The Capital Group (the Group) of the Committee prepared a paper ("Issues related to Credit Risk Mitigation Techniques"1) as a basis for discussion between the bank supervisors of the G10 countries and over 50 banks and industry associations within their jurisdiction. The purpose of the paper was to seek information on how credit risk mitigation techniques are used within risk management systems and to elicit some initial thoughts on the issues discussed in the Consultative Paper. Discussions were held with a cross-section of banks, including large internationally active banks with complex businesses and small domestic banks that primarily focus on traditional banking activities.2This document provides a summary of the views expressed by the banks surveyed and is intended to prompt further discussions on the topic with the industry.
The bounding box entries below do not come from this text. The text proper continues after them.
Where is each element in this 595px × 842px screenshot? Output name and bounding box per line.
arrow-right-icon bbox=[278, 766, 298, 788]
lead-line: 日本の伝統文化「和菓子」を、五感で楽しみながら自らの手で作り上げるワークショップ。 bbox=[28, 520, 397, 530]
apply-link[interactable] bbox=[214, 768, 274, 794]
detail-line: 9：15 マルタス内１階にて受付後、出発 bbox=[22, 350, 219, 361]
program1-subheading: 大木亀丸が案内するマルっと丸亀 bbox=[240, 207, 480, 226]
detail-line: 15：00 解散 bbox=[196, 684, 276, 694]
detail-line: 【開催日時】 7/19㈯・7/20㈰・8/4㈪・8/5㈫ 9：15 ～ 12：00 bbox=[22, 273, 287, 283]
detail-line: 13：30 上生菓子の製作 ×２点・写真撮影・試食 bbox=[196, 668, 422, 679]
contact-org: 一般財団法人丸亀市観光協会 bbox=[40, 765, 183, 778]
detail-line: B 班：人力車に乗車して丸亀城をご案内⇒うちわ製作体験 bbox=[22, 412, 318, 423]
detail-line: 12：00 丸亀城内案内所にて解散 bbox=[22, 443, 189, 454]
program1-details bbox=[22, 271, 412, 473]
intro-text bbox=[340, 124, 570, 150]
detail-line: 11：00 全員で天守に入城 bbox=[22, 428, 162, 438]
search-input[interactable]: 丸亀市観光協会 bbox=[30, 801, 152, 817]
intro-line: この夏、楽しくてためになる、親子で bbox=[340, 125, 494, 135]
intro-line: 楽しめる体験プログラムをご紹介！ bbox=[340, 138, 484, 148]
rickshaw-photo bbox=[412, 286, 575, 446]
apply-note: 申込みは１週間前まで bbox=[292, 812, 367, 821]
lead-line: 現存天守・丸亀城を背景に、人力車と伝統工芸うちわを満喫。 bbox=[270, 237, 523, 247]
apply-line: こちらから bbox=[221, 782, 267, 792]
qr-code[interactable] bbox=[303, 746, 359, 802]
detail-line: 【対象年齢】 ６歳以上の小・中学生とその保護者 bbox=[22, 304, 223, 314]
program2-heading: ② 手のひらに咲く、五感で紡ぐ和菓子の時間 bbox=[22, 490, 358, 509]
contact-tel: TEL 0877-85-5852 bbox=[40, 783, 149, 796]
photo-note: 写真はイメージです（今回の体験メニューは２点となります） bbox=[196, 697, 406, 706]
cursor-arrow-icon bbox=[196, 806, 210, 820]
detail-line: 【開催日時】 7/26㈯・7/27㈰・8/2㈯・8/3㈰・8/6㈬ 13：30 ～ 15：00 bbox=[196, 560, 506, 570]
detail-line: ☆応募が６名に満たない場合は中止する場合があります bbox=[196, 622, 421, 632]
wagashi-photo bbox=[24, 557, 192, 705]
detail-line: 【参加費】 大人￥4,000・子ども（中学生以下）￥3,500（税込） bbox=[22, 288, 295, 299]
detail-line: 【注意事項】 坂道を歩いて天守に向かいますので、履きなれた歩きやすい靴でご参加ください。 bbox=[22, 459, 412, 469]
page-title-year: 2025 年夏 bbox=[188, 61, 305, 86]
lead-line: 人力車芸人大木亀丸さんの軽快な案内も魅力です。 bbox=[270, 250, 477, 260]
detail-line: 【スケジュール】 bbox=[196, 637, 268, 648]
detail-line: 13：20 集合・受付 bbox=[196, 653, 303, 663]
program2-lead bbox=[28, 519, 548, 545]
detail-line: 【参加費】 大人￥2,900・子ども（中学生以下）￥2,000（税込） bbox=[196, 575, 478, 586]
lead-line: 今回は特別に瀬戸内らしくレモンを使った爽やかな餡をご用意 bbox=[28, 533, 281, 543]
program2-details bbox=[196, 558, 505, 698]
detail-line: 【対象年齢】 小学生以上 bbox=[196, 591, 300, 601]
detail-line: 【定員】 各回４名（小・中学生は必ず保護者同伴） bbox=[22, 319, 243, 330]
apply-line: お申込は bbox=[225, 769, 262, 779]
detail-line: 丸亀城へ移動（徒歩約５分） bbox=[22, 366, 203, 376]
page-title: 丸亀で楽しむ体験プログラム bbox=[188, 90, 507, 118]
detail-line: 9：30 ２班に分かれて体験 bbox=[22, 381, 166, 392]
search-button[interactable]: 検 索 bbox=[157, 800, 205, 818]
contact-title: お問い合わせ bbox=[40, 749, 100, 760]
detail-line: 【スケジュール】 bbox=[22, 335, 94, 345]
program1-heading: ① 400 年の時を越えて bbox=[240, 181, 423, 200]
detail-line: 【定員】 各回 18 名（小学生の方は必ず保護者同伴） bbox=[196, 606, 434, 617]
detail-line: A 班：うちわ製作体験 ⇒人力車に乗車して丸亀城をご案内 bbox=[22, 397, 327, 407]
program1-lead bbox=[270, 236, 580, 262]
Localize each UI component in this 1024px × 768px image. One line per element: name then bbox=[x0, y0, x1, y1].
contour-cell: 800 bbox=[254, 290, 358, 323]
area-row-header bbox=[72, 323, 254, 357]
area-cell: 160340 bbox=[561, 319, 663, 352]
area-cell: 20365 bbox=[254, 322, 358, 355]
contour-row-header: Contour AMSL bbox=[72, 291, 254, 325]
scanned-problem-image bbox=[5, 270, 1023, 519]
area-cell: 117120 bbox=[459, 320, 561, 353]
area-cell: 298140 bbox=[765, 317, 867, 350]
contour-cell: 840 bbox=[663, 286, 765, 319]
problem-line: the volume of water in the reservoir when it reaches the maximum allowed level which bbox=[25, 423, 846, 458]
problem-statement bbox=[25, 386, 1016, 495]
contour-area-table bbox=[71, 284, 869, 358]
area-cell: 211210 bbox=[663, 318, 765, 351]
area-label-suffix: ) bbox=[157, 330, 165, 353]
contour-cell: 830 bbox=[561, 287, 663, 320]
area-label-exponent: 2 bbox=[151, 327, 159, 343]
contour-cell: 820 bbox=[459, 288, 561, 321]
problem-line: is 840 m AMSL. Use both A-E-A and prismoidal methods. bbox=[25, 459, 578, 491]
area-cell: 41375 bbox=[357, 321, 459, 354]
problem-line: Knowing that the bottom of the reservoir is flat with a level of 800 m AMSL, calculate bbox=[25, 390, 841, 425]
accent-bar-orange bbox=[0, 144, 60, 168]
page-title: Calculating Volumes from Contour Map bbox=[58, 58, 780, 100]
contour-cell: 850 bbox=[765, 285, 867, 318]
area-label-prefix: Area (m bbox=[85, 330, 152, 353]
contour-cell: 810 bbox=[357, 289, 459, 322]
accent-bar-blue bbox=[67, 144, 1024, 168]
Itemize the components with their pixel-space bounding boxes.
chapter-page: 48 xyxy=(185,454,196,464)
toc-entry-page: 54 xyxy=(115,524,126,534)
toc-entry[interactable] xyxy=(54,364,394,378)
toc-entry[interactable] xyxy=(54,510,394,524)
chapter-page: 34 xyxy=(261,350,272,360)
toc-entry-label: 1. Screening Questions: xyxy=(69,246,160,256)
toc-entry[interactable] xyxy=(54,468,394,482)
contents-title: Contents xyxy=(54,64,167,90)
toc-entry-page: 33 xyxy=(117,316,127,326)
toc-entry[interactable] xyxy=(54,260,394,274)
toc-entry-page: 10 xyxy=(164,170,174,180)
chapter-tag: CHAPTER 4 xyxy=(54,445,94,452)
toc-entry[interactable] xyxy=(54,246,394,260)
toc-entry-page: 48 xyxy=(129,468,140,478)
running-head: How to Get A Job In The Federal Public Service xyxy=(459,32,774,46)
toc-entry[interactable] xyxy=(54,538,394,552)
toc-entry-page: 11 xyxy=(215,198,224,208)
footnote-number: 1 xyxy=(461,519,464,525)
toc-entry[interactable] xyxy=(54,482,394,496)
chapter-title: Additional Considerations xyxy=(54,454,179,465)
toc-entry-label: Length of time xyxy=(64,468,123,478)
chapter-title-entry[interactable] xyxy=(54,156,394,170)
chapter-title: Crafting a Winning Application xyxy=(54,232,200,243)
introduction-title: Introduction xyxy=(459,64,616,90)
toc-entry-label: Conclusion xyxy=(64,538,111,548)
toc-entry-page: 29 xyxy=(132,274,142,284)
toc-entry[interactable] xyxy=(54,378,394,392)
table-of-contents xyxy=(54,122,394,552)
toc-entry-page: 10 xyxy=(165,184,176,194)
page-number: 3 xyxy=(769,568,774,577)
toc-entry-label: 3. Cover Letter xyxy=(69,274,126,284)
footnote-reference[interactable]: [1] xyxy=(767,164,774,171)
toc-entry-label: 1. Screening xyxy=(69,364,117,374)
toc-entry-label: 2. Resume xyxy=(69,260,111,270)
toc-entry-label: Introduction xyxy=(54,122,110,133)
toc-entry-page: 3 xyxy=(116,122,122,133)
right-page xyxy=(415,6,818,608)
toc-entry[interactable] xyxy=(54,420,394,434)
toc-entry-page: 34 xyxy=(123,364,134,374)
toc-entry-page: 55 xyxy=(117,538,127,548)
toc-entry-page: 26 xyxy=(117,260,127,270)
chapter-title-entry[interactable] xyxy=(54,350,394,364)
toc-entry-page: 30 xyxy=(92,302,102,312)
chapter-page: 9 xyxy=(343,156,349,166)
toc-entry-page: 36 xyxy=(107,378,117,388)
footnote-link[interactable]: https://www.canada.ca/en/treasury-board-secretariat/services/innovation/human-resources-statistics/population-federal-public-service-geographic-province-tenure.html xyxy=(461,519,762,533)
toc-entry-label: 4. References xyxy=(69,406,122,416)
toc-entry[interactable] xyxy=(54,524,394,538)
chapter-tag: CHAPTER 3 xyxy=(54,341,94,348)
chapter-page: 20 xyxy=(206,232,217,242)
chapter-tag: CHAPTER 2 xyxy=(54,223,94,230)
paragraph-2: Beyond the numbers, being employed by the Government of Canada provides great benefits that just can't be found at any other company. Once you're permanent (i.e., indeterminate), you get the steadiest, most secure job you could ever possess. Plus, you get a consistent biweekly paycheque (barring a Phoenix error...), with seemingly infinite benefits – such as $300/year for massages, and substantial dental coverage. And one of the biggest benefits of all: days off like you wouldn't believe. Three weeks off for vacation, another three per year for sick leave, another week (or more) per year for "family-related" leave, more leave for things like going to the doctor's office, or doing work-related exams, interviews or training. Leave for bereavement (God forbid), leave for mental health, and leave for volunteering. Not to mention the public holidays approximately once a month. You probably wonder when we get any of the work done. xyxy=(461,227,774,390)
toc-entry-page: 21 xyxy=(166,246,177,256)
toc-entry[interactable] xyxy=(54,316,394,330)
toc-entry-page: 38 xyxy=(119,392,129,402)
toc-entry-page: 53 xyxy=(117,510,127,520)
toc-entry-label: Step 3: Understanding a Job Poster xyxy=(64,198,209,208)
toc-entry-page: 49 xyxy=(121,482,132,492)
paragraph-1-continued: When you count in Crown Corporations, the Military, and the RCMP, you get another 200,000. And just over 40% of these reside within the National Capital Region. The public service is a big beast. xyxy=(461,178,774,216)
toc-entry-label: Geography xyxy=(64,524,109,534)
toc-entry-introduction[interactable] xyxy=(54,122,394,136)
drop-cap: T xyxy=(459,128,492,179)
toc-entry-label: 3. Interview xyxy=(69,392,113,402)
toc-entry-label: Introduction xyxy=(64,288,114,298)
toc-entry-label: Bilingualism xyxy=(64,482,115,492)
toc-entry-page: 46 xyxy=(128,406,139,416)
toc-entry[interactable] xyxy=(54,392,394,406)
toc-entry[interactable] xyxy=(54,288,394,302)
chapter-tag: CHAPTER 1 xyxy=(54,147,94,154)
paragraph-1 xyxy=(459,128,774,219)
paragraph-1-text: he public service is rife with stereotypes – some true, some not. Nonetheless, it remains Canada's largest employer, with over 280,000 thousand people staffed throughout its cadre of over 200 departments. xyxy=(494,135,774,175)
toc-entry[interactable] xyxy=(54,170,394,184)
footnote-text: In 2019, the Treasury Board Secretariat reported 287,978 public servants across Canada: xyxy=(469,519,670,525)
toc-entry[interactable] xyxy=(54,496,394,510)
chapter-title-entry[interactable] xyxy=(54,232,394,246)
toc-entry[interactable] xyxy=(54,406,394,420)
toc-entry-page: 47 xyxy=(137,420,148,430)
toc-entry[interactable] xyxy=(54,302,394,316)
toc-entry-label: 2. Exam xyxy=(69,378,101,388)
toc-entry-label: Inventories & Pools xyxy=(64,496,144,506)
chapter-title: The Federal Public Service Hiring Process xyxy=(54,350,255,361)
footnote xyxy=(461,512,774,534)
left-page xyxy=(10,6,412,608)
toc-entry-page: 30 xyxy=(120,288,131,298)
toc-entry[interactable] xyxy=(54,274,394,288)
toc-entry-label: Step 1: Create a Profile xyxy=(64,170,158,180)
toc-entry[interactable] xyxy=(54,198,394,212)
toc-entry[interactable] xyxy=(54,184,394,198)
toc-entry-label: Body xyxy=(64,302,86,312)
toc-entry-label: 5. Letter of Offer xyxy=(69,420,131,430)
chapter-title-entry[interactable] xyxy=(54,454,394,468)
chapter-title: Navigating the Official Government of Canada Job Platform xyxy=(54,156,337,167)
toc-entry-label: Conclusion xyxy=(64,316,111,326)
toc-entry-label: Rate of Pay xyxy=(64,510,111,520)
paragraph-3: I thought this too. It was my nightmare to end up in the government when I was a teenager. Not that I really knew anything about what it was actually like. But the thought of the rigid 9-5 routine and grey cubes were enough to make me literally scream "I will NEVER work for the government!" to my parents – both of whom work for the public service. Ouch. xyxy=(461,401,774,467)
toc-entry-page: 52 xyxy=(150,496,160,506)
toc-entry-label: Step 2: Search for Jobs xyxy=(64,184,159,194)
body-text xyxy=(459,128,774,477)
The summary is divided into two main sections. The first section covers general points on the use of credit risk mitigation techniques by banks and their treatment under the Accord. The second section discusses individual topics such as residual risks (i.e. risks arising from maturity mismatches, market price changes and asset mismatches), the extent of risk reduction, and issues relating to individual credit risk mitigation techniques (collateral, guarantees and on-balance sheet netting). The Group welcomes further comments on current bank practice and further suggestions for changes to the Accord.


1The contents of the issues paper are included in this document.
2The present Capital Accord and the proposed new framework are both targeted at internationally active banks. However, the Committee acknowledges that many countries apply the Capital Accord, in some form or another, to domestic banks. The objectives for the new framework state that the Accord "should be suitable for application to banks of varying levels of complexity and sophistication".